Take full advantage of each message you send by including these nine elements of highly effective marketing emails.
1. Friendly From Name: A friendly from name is paired with your from email address, and it is dominantly displayed in your recipients’ inboxes. Your from name should clearly represent your organization, company or brand. Without a friendly from name, your recipients will only see a from email address, which may not be immediately recognizable to the subscriber. Your email administrator should be able to help you set up or revise your friendly from name. Katey Charles Communications clients can email for assistance with friendly from names.
2. Unique Subject Line: Great subject lines are relevant, pique your subscribers’ curiosity, and are unique! Time after time we see marketing emails with the same subject line – usually the title of a newsletter – repeated. We’ve found better engagement (higher opens and clicks) when email marketers focus on a What’s In It For Me subject line. If you must use the newsletter name, we recommend putting it at the end of your subject line. Get more tips about subject lines.
3. Snippet: A snippet, sometimes called a pre-header or preview text, is a critical piece of text in a marketing email. Along with the subject line and the friendly from name, the snippet is the only other copy that appears in most inboxes. You can use your snippet to build on ideas introduced in your subject line or to include content not mentioned in the subject. In newspaper terms, if the subject line is a headline, then the snippet is a subhead.

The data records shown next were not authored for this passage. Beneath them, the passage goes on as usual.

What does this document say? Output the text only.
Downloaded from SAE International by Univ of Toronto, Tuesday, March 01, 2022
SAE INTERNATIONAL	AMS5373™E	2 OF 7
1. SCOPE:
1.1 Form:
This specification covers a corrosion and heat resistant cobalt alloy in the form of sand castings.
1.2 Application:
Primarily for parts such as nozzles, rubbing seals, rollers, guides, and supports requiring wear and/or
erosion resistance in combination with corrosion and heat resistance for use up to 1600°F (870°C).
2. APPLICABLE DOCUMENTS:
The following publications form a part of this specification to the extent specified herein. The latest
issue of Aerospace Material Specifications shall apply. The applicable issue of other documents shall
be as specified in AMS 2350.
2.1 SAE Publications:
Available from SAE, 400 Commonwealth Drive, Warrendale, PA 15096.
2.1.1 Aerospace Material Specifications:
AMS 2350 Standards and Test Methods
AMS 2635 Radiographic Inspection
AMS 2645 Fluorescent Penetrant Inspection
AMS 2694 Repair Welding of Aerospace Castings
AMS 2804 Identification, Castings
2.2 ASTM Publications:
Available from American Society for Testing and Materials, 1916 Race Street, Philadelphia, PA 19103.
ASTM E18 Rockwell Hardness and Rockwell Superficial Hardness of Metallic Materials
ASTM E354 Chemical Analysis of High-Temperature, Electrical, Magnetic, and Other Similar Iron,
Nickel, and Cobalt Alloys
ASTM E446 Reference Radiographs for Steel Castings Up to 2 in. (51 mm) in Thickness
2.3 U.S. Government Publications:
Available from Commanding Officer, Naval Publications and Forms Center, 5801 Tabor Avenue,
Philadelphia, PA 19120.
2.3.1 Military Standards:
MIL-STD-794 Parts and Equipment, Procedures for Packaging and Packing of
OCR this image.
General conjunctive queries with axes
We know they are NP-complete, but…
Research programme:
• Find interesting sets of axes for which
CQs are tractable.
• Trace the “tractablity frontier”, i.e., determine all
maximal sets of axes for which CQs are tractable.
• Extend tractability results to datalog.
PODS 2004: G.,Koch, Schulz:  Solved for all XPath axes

4. Relevant, Skimmable Content: Subscribers who open an email spend an average of 15-20 seconds reading or looking at the message, according to Marketing Sherpa. The average reader can only consume 50 words during that time. How long are your messages? If you include a lot of copy, consider these strategies:
- Get straight to the point. Don’t bother with long introductions. Tell subscribers why you are messaging them and what you would like them to do.
- Use subheads, bullets, captions and call outs. All of these writing tools provide opportunities for skimmers to digest your key messages or find information that is personally relevant.
5. Graphics: Showing is better than telling. Photography and illustrations provide a more robust experience for your subscribers. Use these graphics to educate subscribers about your products, services or mission.
6. Call to Action: What would you like your subscribers to do after reading your email? The answer to that question is your call to action. Some common calls to action include:
- Shop now
- Make a reservation
- Make a donation
- Learn more
Be sure to articulate your call to action with a link in a variety of different locations within your message, including in your copy, in a clickable button, in image alt tags, and perhaps even in your snippet.
7. Sharing Options: Give your message legs by encouraging subscribers to share it to their social networks, and don’t forget to encourage subscribers to forward the message.
8. Contact Information: The CAN-SPAM Act requires that businesses include their physical postal address on commercial email. We also recommend including your phone number and web address. Subscribers are more comfortable trusting your brand when you provide an easy way to reach them with questions.
9. Unsubscribe Link: We get it. It’s sad when someone wants to stop receiving your emails. But you are legally required to provide a method for subscribers to opt out of future emails. It’s best if you continue to provide subscribers with an excellent experience, even as they’re leaving. Make sure your email has a crystal clear method for unsubscribing. If a subscriber does not know how to leave your list, chances are he or she will flag your message as spam. Too many spam flags, and your future messages could land in your subscribers’ junk folders instead of their inboxes. Not good! We recommend a link in your footer that simply says “unsubscribe.”
Consider placing your unsubscribe link on its own line or in bold text. Sometimes subscribers don’t want to leave your list entirely, they just want to receive fewer emails or more relevant email from you. Provide them with the option to adjust their subscription settings, also called “opting down,” using an “Update Your Email Preferences” link in your footer.